For example, Physiologus, a popular 12th century bestiary, tells us: “The turtle-dove loves her mate very much and lives chastely and faithfully with him, such that, if the male happens to be captured by a hawk or a fowler, she does not take another mate, but rather longs for and awaits her lost one at every moment and endures thus in remembrance and longing for him until death.”
Then follows the moral explanation for the dove’s behavior: “Take note, therefore, all you souls of the faithful, how much chastity is found in a small bird. All you who hear the person of the turtle-dove in the visage of the soul, imitate her chastity. For such is the Holy Church which, after seeing her mate crucified and resurrected on the third day and ascended into heaven, does not take another mate but longs for him and awaits him enduring in love and charity until death.”
Likewise, the animal kingdom represented virtues for man to imitate. The dog was praised for its loyalty to its master, man, and this was expressed by the representation of dogs at the feet of tomb effigies, as seen in the picture. Even today, the Latin word Fido means trust. The lion, which was believed to sleep with his eyes open, became the symbol of Catholic vigilance and militancy. It was also thought that the lion had a strange myopia that permitted him only to see grand prey in the distance, and not the small creatures like mice and rabbits underfoot. Thus he became the symbol of the man of great horizons who was willing to undertake grand ventures for the love of God.
|The lion represents royalty, vigilance, and militancy. William of Normandy placed two rampart lions on his coat of arms
There are also legitimate explanations for the animals that are not so superior, which represent the vices that man must avoid. Physiologus explains that the water frog, which could not endure the rays of the sun for long periods of time, was like those men who could not stand abstinence.

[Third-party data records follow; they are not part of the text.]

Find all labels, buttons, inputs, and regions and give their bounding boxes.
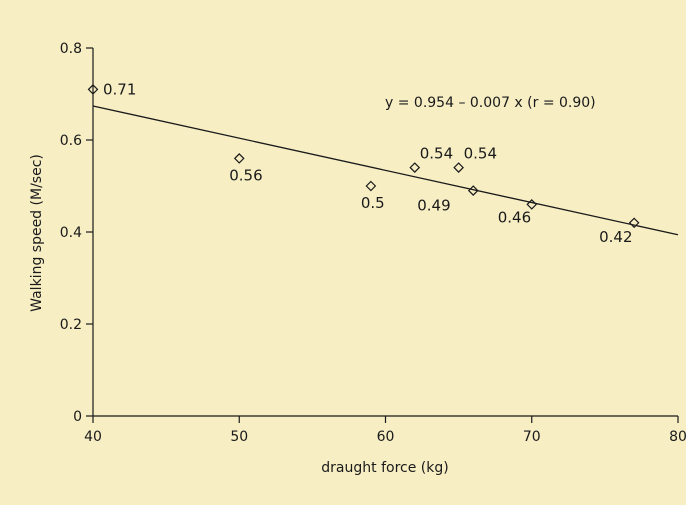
- x-tick-label: 70: [523, 429, 541, 445]
- data-point-marker: [628, 217, 640, 229]
- y-tick-label: 0.4: [60, 225, 82, 241]
- data-point-label: 0.54: [420, 145, 453, 163]
- data-point-marker: [467, 185, 479, 196]
- data-point-marker: [365, 180, 377, 192]
- x-axis-title: draught force (kg): [321, 460, 448, 476]
- regression-equation-label: y = 0.954 – 0.007 x (r = 0.90): [385, 95, 596, 111]
- points-group: 0.71 0.56 0.5 0.54 0.54 0.49 0.46 0.42: [87, 80, 640, 246]
- ticks-group: 0 0.2 0.4 0.6 0.8 40 50 60 70 80: [60, 41, 686, 445]
- y-tick-label: 0: [73, 409, 82, 425]
- data-point-label: 0.5: [361, 194, 385, 212]
- y-tick-label: 0.8: [60, 41, 82, 57]
- data-point-marker: [526, 199, 538, 210]
- data-point-label: 0.42: [599, 228, 632, 246]
- data-point-label: 0.46: [498, 208, 531, 226]
- y-tick-label: 0.6: [60, 133, 82, 149]
- data-point-label: 0.56: [229, 166, 262, 184]
- y-axis-title: Walking speed (M/sec): [29, 154, 45, 312]
- regression-line: [92, 105, 679, 236]
- x-tick-label: 60: [377, 429, 395, 445]
- data-point-marker: [233, 153, 245, 164]
- data-point-label: 0.54: [464, 145, 497, 163]
- y-tick-label: 0.2: [60, 317, 82, 333]
- data-point-marker: [453, 162, 464, 173]
- data-point-marker: [87, 84, 99, 95]
- x-tick-label: 80: [669, 429, 686, 445]
- data-point-marker: [409, 162, 421, 173]
- data-point-label: 0.71: [103, 80, 136, 98]
- x-tick-label: 50: [230, 429, 248, 445]
- data-point-label: 0.49: [417, 197, 450, 215]
- x-tick-label: 40: [84, 429, 102, 445]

The owl is a creature of the night, which loves the darkness more than light, and gradually came to be associated with the occult sciences and freemasonry. The monkey represented the person of the devil since, in addition to lacking beauty, “he has a beginning but no end (that is, a tail).” The pig, which is created in away that his eyes always point to the ground, became a symbol of the man who always focused on the things of the earth.
In the 16th century, St. Francis de Sales, a Doctor of the Church who preached relentlessly against the Protestant heresy, also followed medieval tradition and turned to nature to better love and understand God. In his books and sermons there are constant references to animals and nature. The hawk that is hooded except when he takes flight should remind the man who loves chastity to practice custody of the eyes. We should not imitate the spider, he tells us, who represents the proud because he spins his web where everyone can see it, but the bee, who is the symbol of the humble soul, because it prepares its honey in the hive where his work is unseen.
As a teacher, I have always liked to introduce students to the animal kingdom in this way. A favorite assignment was to ask each student to choose an animal and write an short essay describing how its characteristics reflected the virtues or vices. Sometimes the paper was assigned after a trip to a zoo. The results were always overwhelming, as the eyes of the innocent opened to a wise way of observing the wonders of the universe.
With the overestimation of scientific information and factual knowledge, man has gained a more complete knowledge of the functional aspects of the created universe. Public television documentaries give detailed descriptions of how animals live, breed, and act in nature. But stirred by a naturalist tendency and an ignorance of the supernatural, we have amassed great hordes of information and lost sight of the ultimate meaning of the created universe.
It is Wisdom Himself who tells us that we may come to know and love God better by observing creation and seeking God in it: “For by the greatness of the beauty, and of the creature, the Creator of them may be seen, so as to be known thereby.”